Bros v. Branham

Citation109 S.E. 189
PartiesWILSON BROS, et al. v. BRANHAM et al.
Decision Date28 September 1921
CourtSupreme Court of Virginia

Appeal from Circuit Court, Dickenson County.

Suit by William J. Branham and another against Wilson Bros, and another. Decree for complainants, and defendants appeal. Reversed.

Sale & Harris, of Richmond, and Chase & McCoy, of Olintwood, for appellants.

A. A. Skeen, of Clintwood, Phipps & Phipps, of Clintwood, O. M. Vicars, of Wise, J. W. Flannagan, Jr., of Grundy, and Geo. C. Peery, of Tazewell, for appellees.

SAUNDERS, J. This is an appeal from a decree of the circuit court of Dickenson county, pronounced October 15, 1919. The main question presented for determination is the proper interpretation and true construction of a deed made by Felix Senter, M. L. Senter, and Winnie Senter, his wife, A. C. Senter and M. J. Senter, his wife, to Caroline Harris.

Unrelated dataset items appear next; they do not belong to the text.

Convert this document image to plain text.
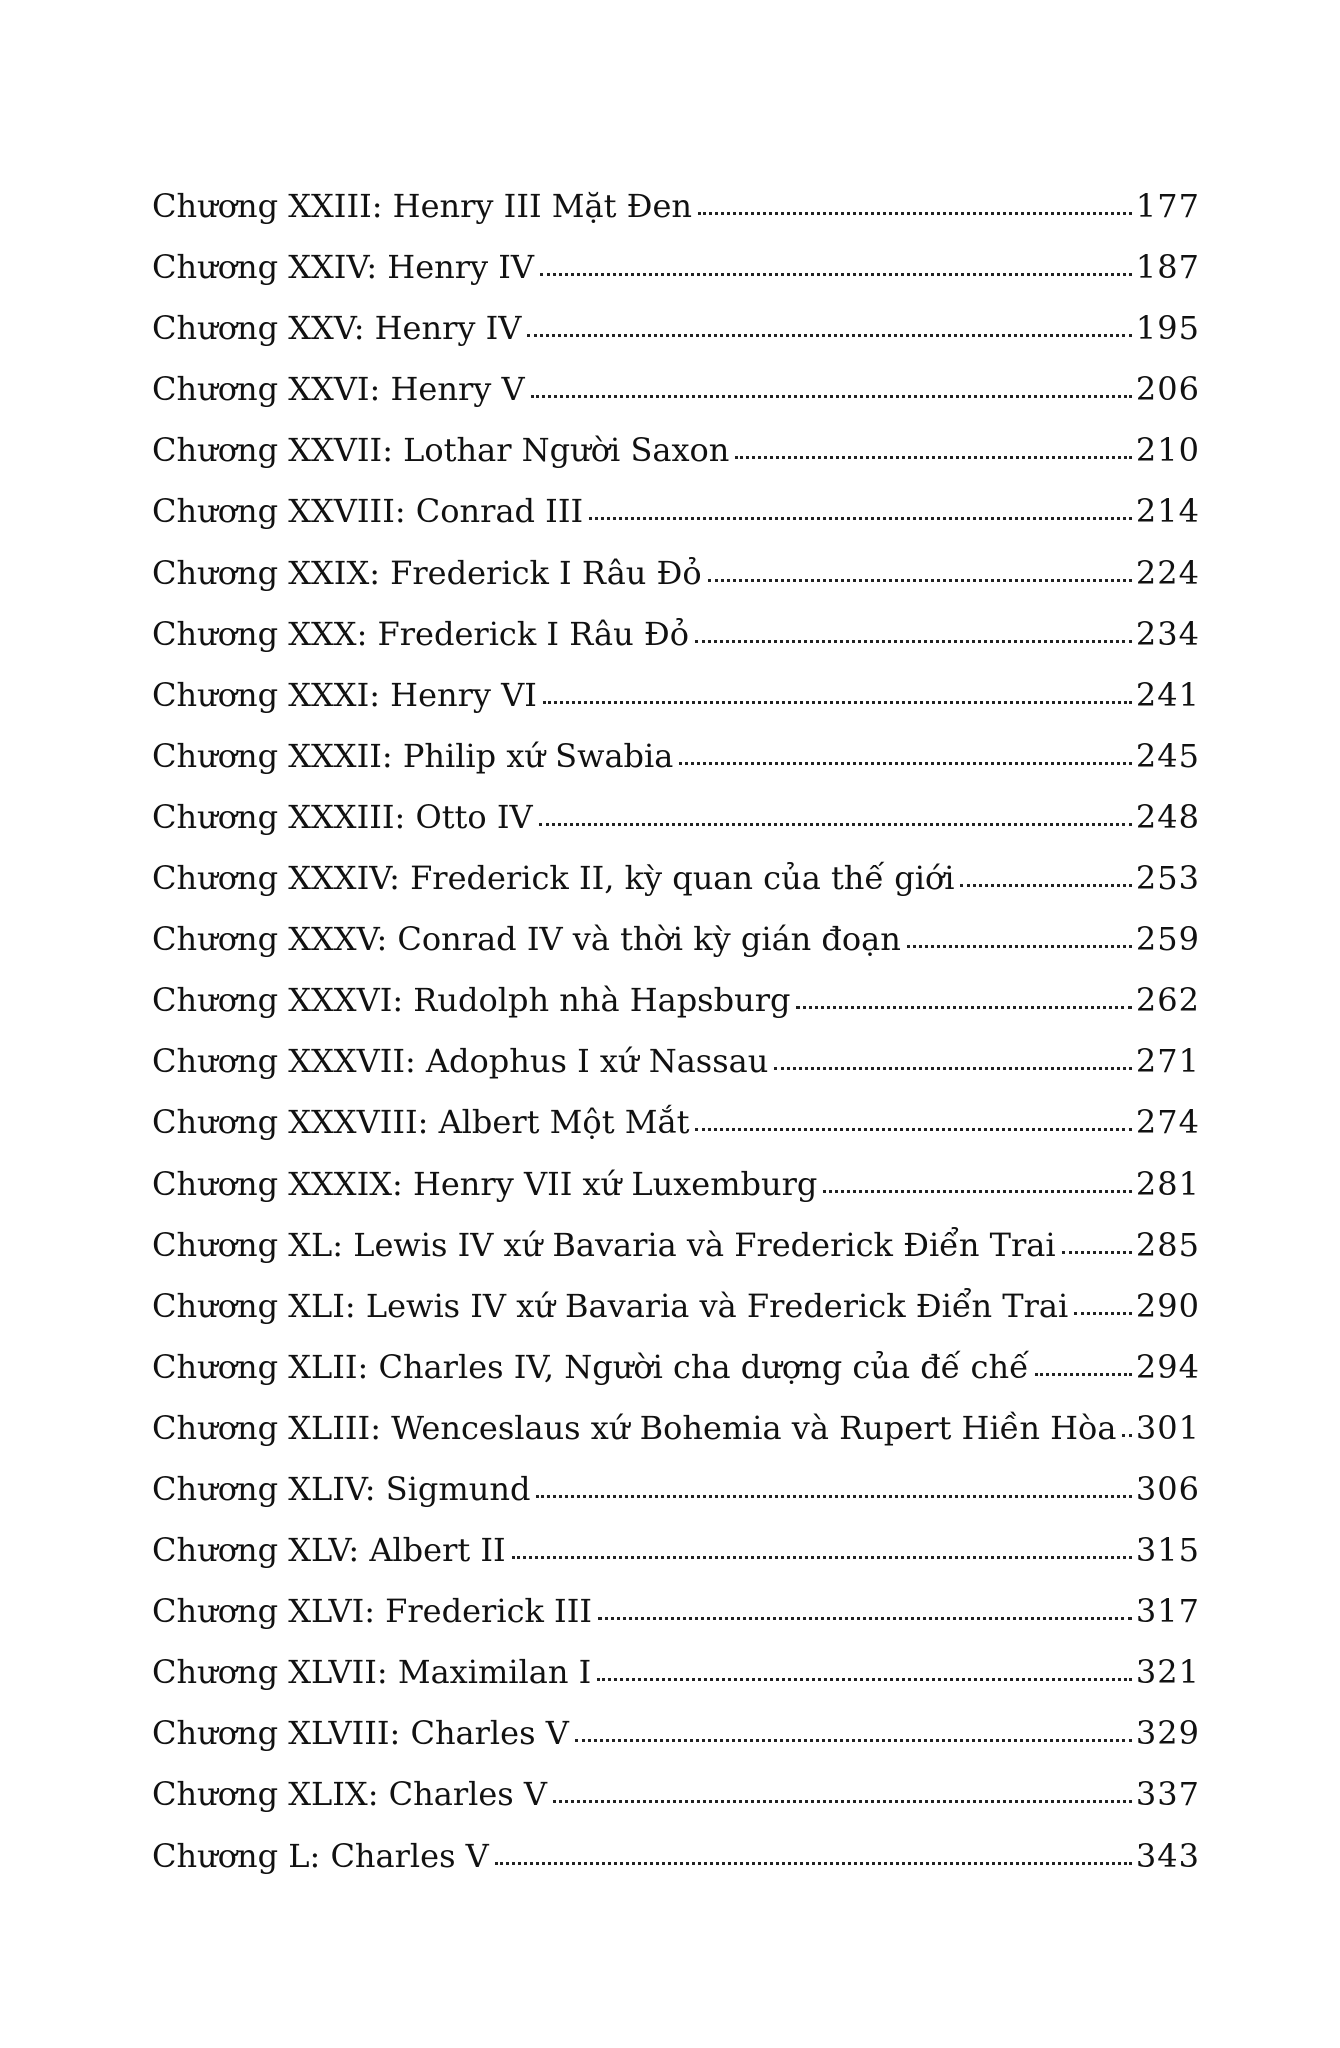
Chương XXIII: Henry III Mặt Đen	177
Chương XXIV: Henry IV	187
Chương XXV: Henry IV	195
Chương XXVI: Henry V	206
Chương XXVII: Lothar Người Saxon	210
Chương XXVIII: Conrad III	214
Chương XXIX: Frederick I Râu Đỏ	224
Chương XXX: Frederick I Râu Đỏ	234
Chương XXXI: Henry VI	241
Chương XXXII: Philip xứ Swabia	245
Chương XXXIII: Otto IV	248
Chương XXXIV: Frederick II, kỳ quan của thế giới	253
Chương XXXV: Conrad IV và thời kỳ gián đoạn	259
Chương XXXVI: Rudolph nhà Hapsburg	262
Chương XXXVII: Adophus I xứ Nassau	271
Chương XXXVIII: Albert Một Mắt	274
Chương XXXIX: Henry VII xứ Luxemburg	281
Chương XL: Lewis IV xứ Bavaria và Frederick Điển Trai	285
Chương XLI: Lewis IV xứ Bavaria và Frederick Điển Trai 290
Chương XLII: Charles IV, Người cha dượng của đế chế	294
Chương XLIII: Wenceslaus xứ Bohemia và Rupert Hiền Hòa 301
Chương XLIV: Sigmund	306
Chương XLV: Albert II	315
Chương XLVI: Frederick III	317
Chương XLVII: Maximilan I	321
Chương XLVIII: Charles V	329
Chương XLIX: Charles V	337
Chương L: Charles V	343
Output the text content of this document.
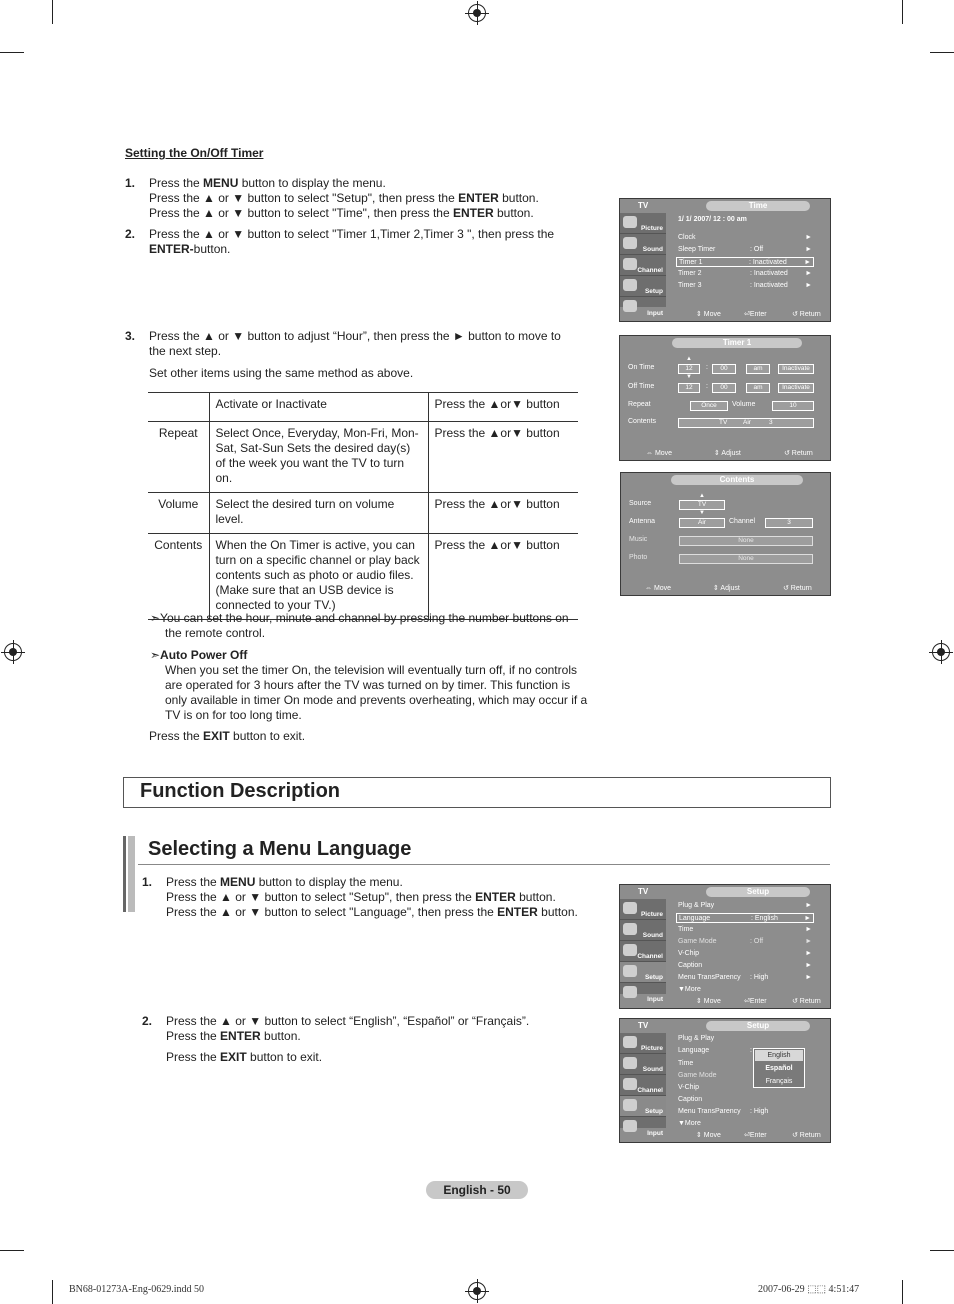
Setting the On/Off Timer
1. Press the MENU button to display the menu.
Press the ▲ or ▼ button to select "Setup", then press the ENTER button.
Press the ▲ or ▼ button to select "Time", then press the ENTER button.
2. Press the ▲ or ▼ button to select "Timer 1,Timer 2,Timer 3 ", then press the
ENTER-button.
3. Press the ▲ or ▼ button to adjust “Hour”, then press the ► button to move to
the next step.
Set other items using the same method as above.
	Activate or Inactivate	Press the ▲or▼ button
Repeat	Select Once, Everyday, Mon-Fri, Mon-Sat, Sat-Sun Sets the desired day(s) of the week you want the TV to turn on.	Press the ▲or▼ button
Volume	Select the desired turn on volume level.	Press the ▲or▼ button
Contents	When the On Timer is active, you can turn on a specific channel or play back contents such as photo or audio files. (Make sure that an USB device is connected to your TV.)	Press the ▲or▼ button
➣You can set the hour, minute and channel by pressing the number buttons on
the remote control.
➣Auto Power Off
When you set the timer On, the television will eventually turn off, if no controls are operated for 3 hours after the TV was turned on by timer. This function is only available in timer On mode and prevents overheating, which may occur if a TV is on for too long time.
Press the EXIT button to exit.
Function Description
Selecting a Menu Language
1. Press the MENU button to display the menu.
Press the ▲ or ▼ button to select "Setup", then press the ENTER button.
Press the ▲ or ▼ button to select "Language", then press the ENTER button.
2. Press the ▲ or ▼ button to select “English”, “Español” or “Français”.
Press the ENTER button.
Press the EXIT button to exit.
TV	Time
Picture
Sound
Channel
Setup
Input
1/ 1/ 2007/ 12 : 00 am
Clock	►
Sleep Timer	: Off	►
Timer 1	: Inactivated ►
Timer 2	: Inactivated ►
Timer 3	: Inactivated ►
⇕ Move	⏎Enter	↺ Return
Timer 1
On Time	12	:	00	am	Inactivate
▲
▼
Off Time	12	:	00	am	Inactivate
Repeat	Once	Volume	10
Contents	TV Air	3
⇔ Move	⇕ Adjust	↺ Return
Contents
Source
▲
TV
▼
Antenna	Air	Channel	3
Music	None
Photo	None
⇔ Move	⇕ Adjust	↺ Return
TV	Setup
Picture
Sound
Channel
Setup
Input
Plug & Play	►
Language	: English	►
Time	►
Game Mode	: Off	►
V-Chip	►
Caption	►
Menu TransParency : High	►
▼More
⇕ Move	⏎Enter	↺ Return
TV	Setup
Picture
Sound
Channel
Setup
Input
Plug & Play
Language	:
Time
Game Mode
V-Chip
Caption
Menu TransParency : High
▼More
English
Español
Français
⇕ Move	⏎Enter	↺ Return
English - 50
BN68-01273A-Eng-0629.indd 50	2007-06-29 ⬚⬚ 4:51:47
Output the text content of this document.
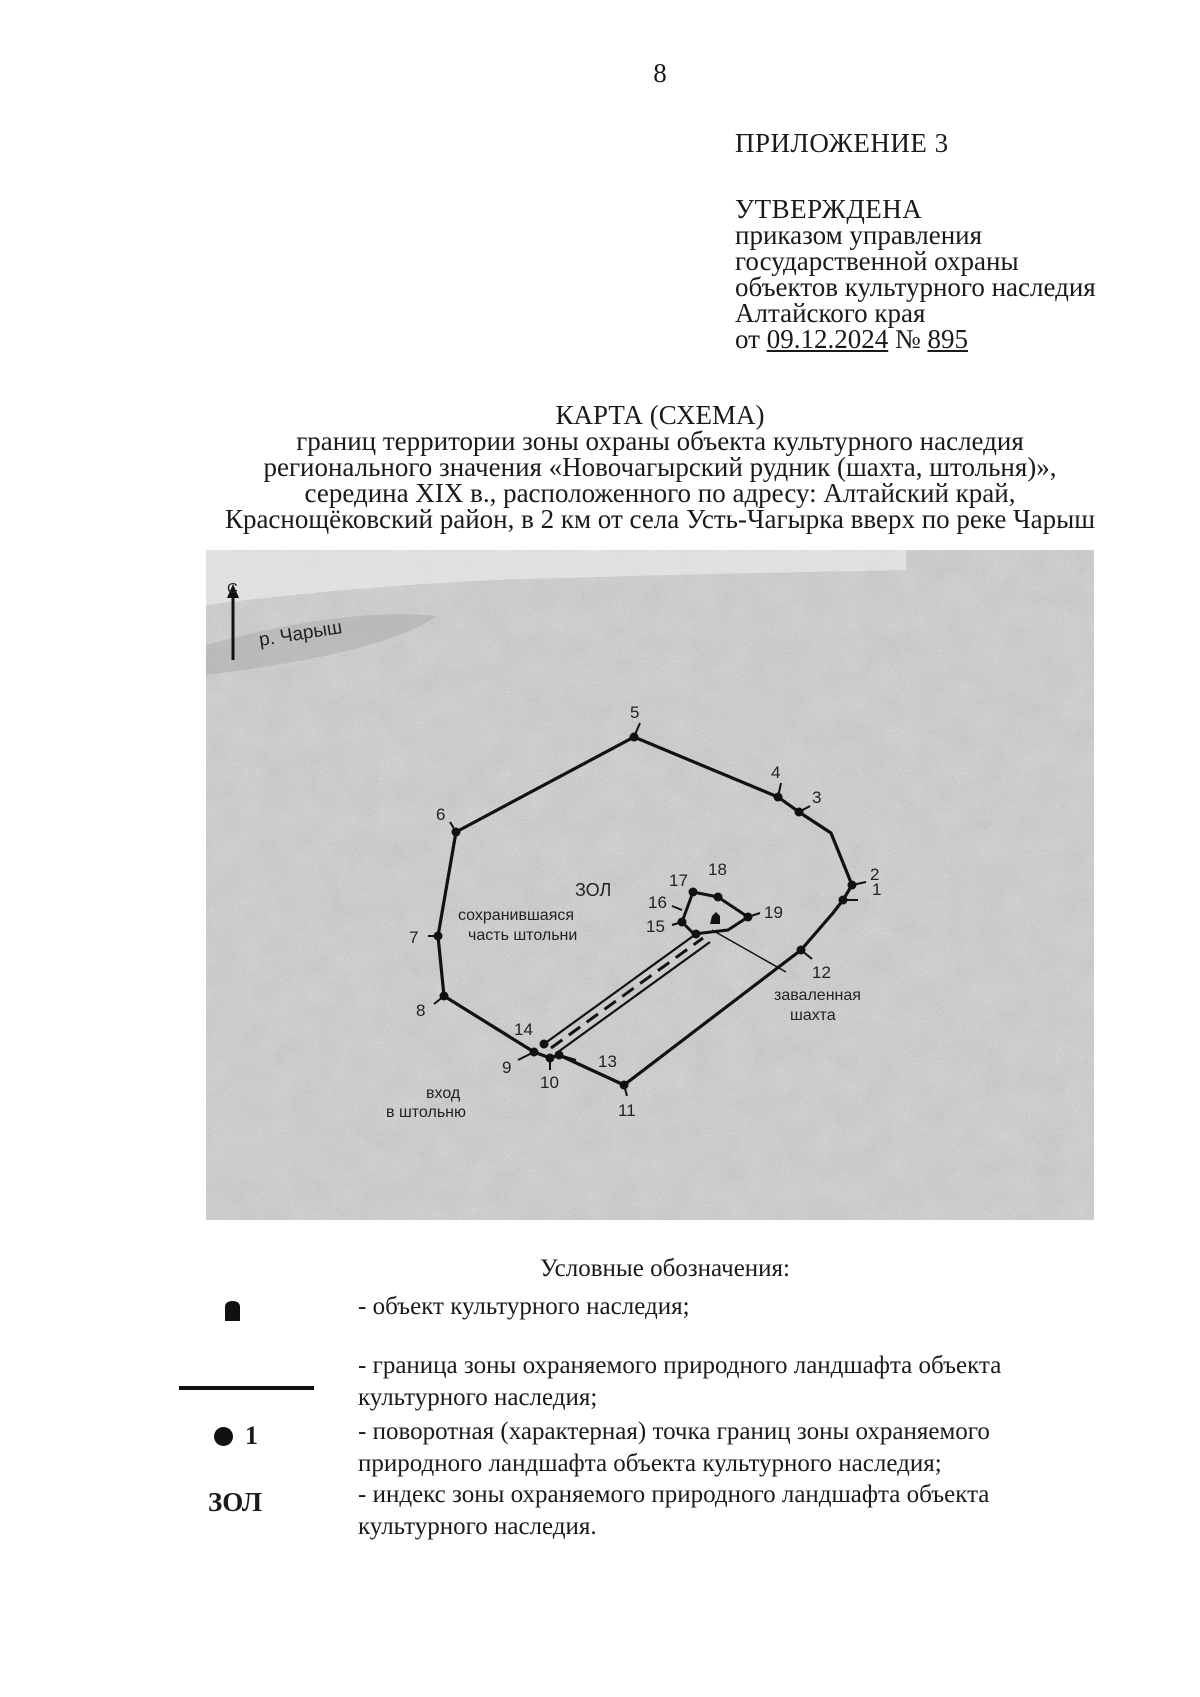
8
ПРИЛОЖЕНИЕ 3
УТВЕРЖДЕНА
приказом управления
государственной охраны
объектов культурного наследия
Алтайского края
от 09.12.2024 № 895
КАРТА (СХЕМА)
границ территории зоны охраны объекта культурного наследия
регионального значения «Новочагырский рудник (шахта, штольня)»,
середина XIX в., расположенного по адресу: Алтайский край,
Краснощёковский район, в 2 км от села Усть-Чагырка вверх по реке Чарыш
С
р. Чарыш
1
2
3
4
5
6
7
8
9
10
11
12
13
14
15
16
17
18
19
ЗОЛ
сохранившаяся
часть штольни
заваленная
шахта
вход
в штольню
Условные обозначения:
- объект культурного наследия;
- граница зоны охраняемого природного ландшафта объекта
культурного наследия;
1	- поворотная (характерная) точка границ зоны охраняемого
природного ландшафта объекта культурного наследия;
ЗОЛ	- индекс зоны охраняемого природного ландшафта объекта
культурного наследия.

The pertinent facts necessary for an adequate understanding of the genesis and development of this controversy are as follows:

In the year 1904, M. L. Senter, A. C. Senter, and their wives, and Felix Senter, for value received, conveyed certain standing trees in the county of Dickenson to one Caroline H. Harris. This conveyance, so far as is needful, is herewith reproduced:

"The parties of the first part bargain, sell, grant, and convey unto the party of the second part, or assigns, with covenants of general warranty of title, freedom from all incumbrances, and peaceable and quiet possession, the following property, viz.: Six hundred and forty-three (043) white oak trees 20 to 40 inches in diameter, six hundred and forty-three (643) white oak trees over 24 inches in diameter. All of said trees containing from 24 feet and over of straight trunk, or body, clear of limbs and visible defects, and are branded, or marked with letter H cut in the bark, and are standing and growing on the land of the said first parties, located on the waters of Cane creek of Pound river, and bounded and described as follows: * * *

"The parties of the first part grant unto said second party, his heirs and assigns, the right to enter on said land at any time free of charges or damages, for the purpose of cutting, manufacturing, and removing said trees or their products from the land, and for that purpose grant unto the party of the second part, or his assigns, the right to build and open all wagon roads, train roads, or station roads on, through or over said lands. The parties of the first part grant unto said second party, or assigns, free of cost, the right to erect mills on said land for the purpose of cutting said trees into lumber or into staves. The party of the second part, or assigns, has the right to use free of charge sufficient timber for necessary tramroads on said tract of land, so that no valuable, merchantable timbers shall be used for said tramroads. The party of the second part or his assigns are to have ten years from March 10, 1902, in which to cut and remove said trees from said lands, and if the party of the second part or his assigns shall fail to cut and remove said trees from said land within tenyears from March 10, 1902, then the parties of the first part, or the owners of the land, shall have the right to deaden such of said trees as may be standing upon said land, which the owner may clear for cultivation. The said first parties covenant with the party of the second part that their title to said tract of land is perfect, and that they have a perfect right to sell and convey said trees, together with rights and privileges herein set forth."

The rights, titles, and interest derived by Caroline Harris under this deed passed by successive conveyances, until finally they were lodged in W. H. and F. G. Wilson. It will be noted that under the Senter deed relating to the white oak trees on the lands of the Senters, Caroline Harris, the vendee of the Senters, was given the right to enter at any time upon the lands described in her deed, and cut and remove the trees therein conveyed to her. Title to the lands on which these trees were growing remained in the grantors.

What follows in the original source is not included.